The article goes on to say "In all, Wachovia accepted $142 million of unsigned checks from companies that made unauthorized withdrawals from thousands of accounts, federal prosecutors say. Wachovia collected millions of dollars in fees from those companies, even as it failed to act on warnings, according to records." Furthermore, the article adds "In a lawsuit filed last year, the United States attorney in Philadelphia said Wachovia received thousands of warnings that it was processing fraudulent checks, but ignored them."

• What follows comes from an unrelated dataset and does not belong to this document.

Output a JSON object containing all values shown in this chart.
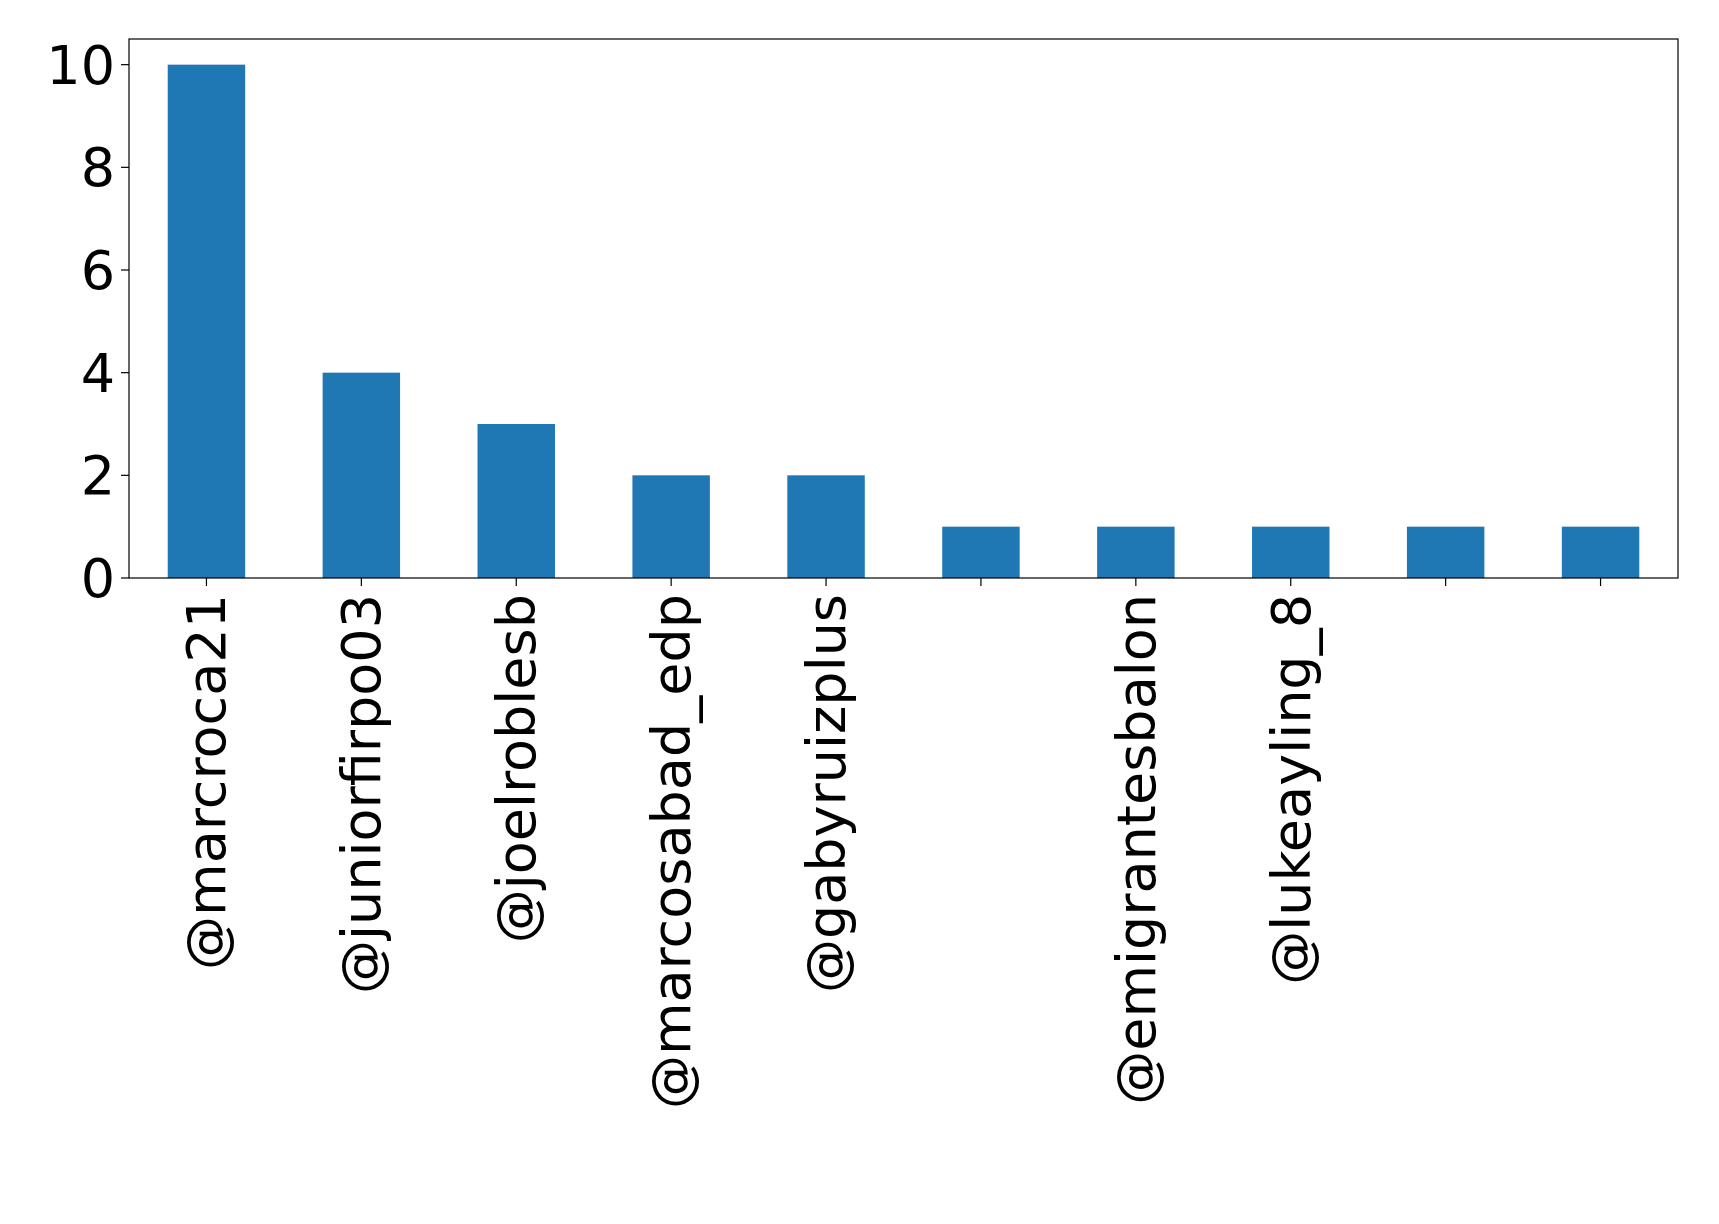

On April 25, 2008, Wachovia agreed to pay up to $144 million to end the investigation without admitting wrongdoing. The investigation found that Wachovia had failed to conduct suitable due diligence, and that it would have discovered the thefts if it had followed normal procedures. The penalty is one of the largest ever demanded by the Office of the Comptroller of the Currency.
On June 02, 2008, Wachovia Corp. chief executive Ken Thompson was pushed out as head of the nation's fourth-largest bank, becoming the latest financial services executive to be ousted amid turmoil in the U.S. housing market. The board of the Charlotte-based bank said it asked Thompson, 58, to retire and replaced him on an interim basis with Chairman Lanty Smith. Smith had already replaced Thompson as chairman last month in a move the bank said "strengthens independent leadership" at the company.
On July 09, 2008, Wachovia Corp. hired Treasury Undersecretary Robert K. Steel as chief executive, citing his vast and varied financial experience as critical to managing the company through the turbulent environment.
There have been at least two documented incidents where customers encountered receiving or almost receiving counterfeit money from Wachovia bank tellers. In June 2008 a woman in Orange County, Florida, claimed she was almost given a pair of counterfeit $20 bills and the teller realized it before giving them to her. In July, 2008 a couple claimed that, at an Orlando, Florida branch, they withdrew 36 $100 bills. Upon an attempt to deposit them at a Bank of America, 10 of them were found to be counterfeit. Wachovia did not refund any of the money, citing that it could not be proven that the counterfeit money came from them. In both incidents the Secret Service investigated.
In April 2008 Wachovia was investigated by United States federal prosecutors as part of a probe into drug money laundering by Mexican and Colombian money-transferring firms. The investigation of the alleged laundering also included other large U.S. banks. Meanwhile at the same time Wachovia announced a $144 million settlement for federal charges that it had failed to stop telemarketers from taking advantage of thousands of elderly consumers.